On 4 January 1942, representatives from the West London, North Western, St. George Settlement, Glasgow, Manchester and Bradford synagogues met at the Midland Hotel, Manchester and founded the Associated British Synagogues, later renamed Associated Synagogues of Great Britain. The ASGB joined the WUPJ as a whole in 1945. In 1956, it cooperated with the ULPS to establish the Leo Baeck College for training rabbis. In 1958, it adopted the name Reform Synagogues of Great Britain, which lasted until 2005.

===Merger with Liberal Judaism===

On 17 April 2023, Reform Judaism and the Liberal movement announced their intention to merge and form a single progressive Jewish movement. This had previously been tried, and failed, in 1903, 1942 and 1983. The merger was approved by both movements on 18 May 2025, at two parallel Extraordinary General Meetings (EGMs) of member communities, with the number of votes in favour at each exceeding 95 per cent.

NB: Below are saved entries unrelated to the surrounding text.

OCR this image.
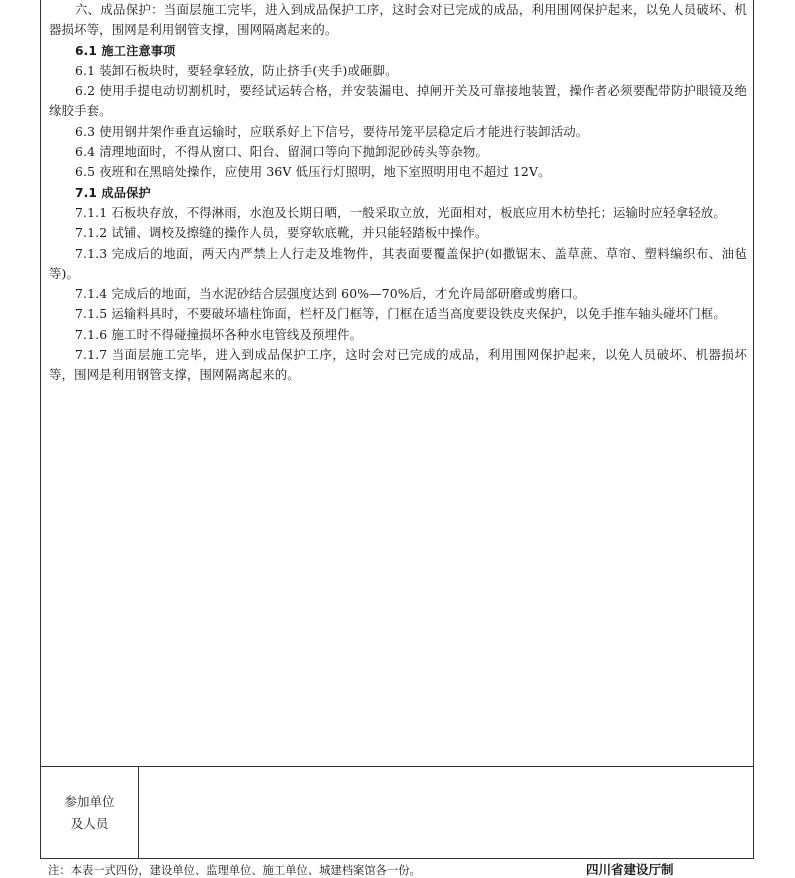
六、成品保护：当面层施工完毕，进入到成品保护工序，这时会对已完成的成品，利用围网保护起来，以免人员破坏、机器损坏等，围网是利用钢管支撑，围网隔离起来的。

6.1 施工注意事项

6.1 装卸石板块时，要轻拿轻放，防止挤手(夹手)或砸脚。

6.2 使用手提电动切割机时，要经试运转合格，并安装漏电、掉闸开关及可靠接地装置，操作者必须要配带防护眼镜及绝缘胶手套。

6.3 使用钢井架作垂直运输时，应联系好上下信号，要待吊笼平层稳定后才能进行装卸活动。

6.4 清理地面时，不得从窗口、阳台、留洞口等向下抛卸泥砂砖头等杂物。

6.5 夜班和在黑暗处操作，应使用 36V 低压行灯照明，地下室照明用电不超过 12V。

7.1 成品保护

7.1.1 石板块存放，不得淋雨，水泡及长期日晒，一般采取立放，光面相对，板底应用木枋垫托；运输时应轻拿轻放。

7.1.2 试铺、调校及擦缝的操作人员，要穿软底靴，并只能轻踏板中操作。

7.1.3 完成后的地面，两天内严禁上人行走及堆物件，其表面要覆盖保护(如撒锯末、盖草蔗、草帘、塑料编织布、油毡等)。

7.1.4 完成后的地面，当水泥砂结合层强度达到 60%—70%后，才允许局部研磨或剪磨口。

7.1.5 运输料具时，不要破坏墙柱饰面，栏杆及门框等，门框在适当高度要设铁皮夹保护，以免手推车轴头碰坏门框。

7.1.6 施工时不得碰撞损坏各种水电管线及预埋件。

7.1.7 当面层施工完毕，进入到成品保护工序，这时会对已完成的成品，利用围网保护起来，以免人员破坏、机器损坏等，围网是利用钢管支撑，围网隔离起来的。

参加单位
及人员
注：本表一式四份，建设单位、监理单位、施工单位、城建档案馆各一份。	四川省建设厅制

By the end of 2025, the Reform and Liberal movements completed the merger into Progressive Judaism.

==Notable Reform rabbis==
===Living people===
- Rabbi Tony Bayfield (born 1946), head of the Movement for Reform Judaism from 1994 (when the organisation was known as Reform Synagogues of Great Britain) until 2011, and former President of the Movement for Reform Judaism (2011–16)
- Rabbi Mark Goldsmith (born 1963), Senior Rabbi at Edgware & Hendon Reform Synagogue since 2019
- Rabbi Laura Janner-Klausner (born 1963), broadcaster and former Senior Rabbi to the Movement for Reform Judaism (2011–20); Rabbi at Bromley Reform Synagogue since 2022
- Rabbi Josh Levy, Chief Executive of the Movement of Reform Judaism since May 2023 and Co-Lead of Progressive Judaism
- Rabbi Professor Jonathan Magonet (born 1942), who was the first full-time principal of Leo Baeck College (1985–2005)
- Rabbi Julia Neuberger, Baroness Neuberger (born 1950), former Senior Rabbi at West London Synagogue and the second woman to be ordained as a rabbi in the UK
- Rabbi Dr Jonathan Romain (born 1954), writer, broadcaster, former minister of Maidenhead Synagogue and, since 2023, convenor of the Movement for Reform Judaism's Beit Din
- Rabbi Sybil Sheridan (born 1953), Chair of the Assembly of Reform Rabbis UK (2013–15); Rabbi at Newcastle Reform Synagogue and previously Rabbi at West London Synagogue
- Rabbi Jackie Tabick (born 1948), Britain's first female rabbi in 1975, and convenor of the Movement for Reform Judaism's Beit Din (2012–2023), the first woman in the role

===Historical figures===
- Rabbi Lionel Blue (1930–2016), broadcaster and former European Director of the World Union for Progressive Judaism
- Rabbi Hugo Gryn (1928–1996), broadcaster and Senior Rabbi at West London Synagogue
- Rabbi Werner van der Zyl (1902–1984), Senior Rabbi at West London Synagogue, a founder and President of Leo Baeck College, London; President of the Reform Synagogues of Great Britain and Life Vice President of the World Union for Progressive Judaism

==Bibliography==
- Kershen, Anne J.; Romain, Jonathan A. Tradition and change: a history of Reform Judaism in Britain, 1840–1995. London; Portland, Oregon: Vallentine Mitchell, 1995. ISBN 0-85303-316-1; ISBN 0-85303-298-X.
- De Lange, Elaine. Women in Reform Judaism (Judaism in our time series). London: Reform Synagogues of Great Britain, 1975.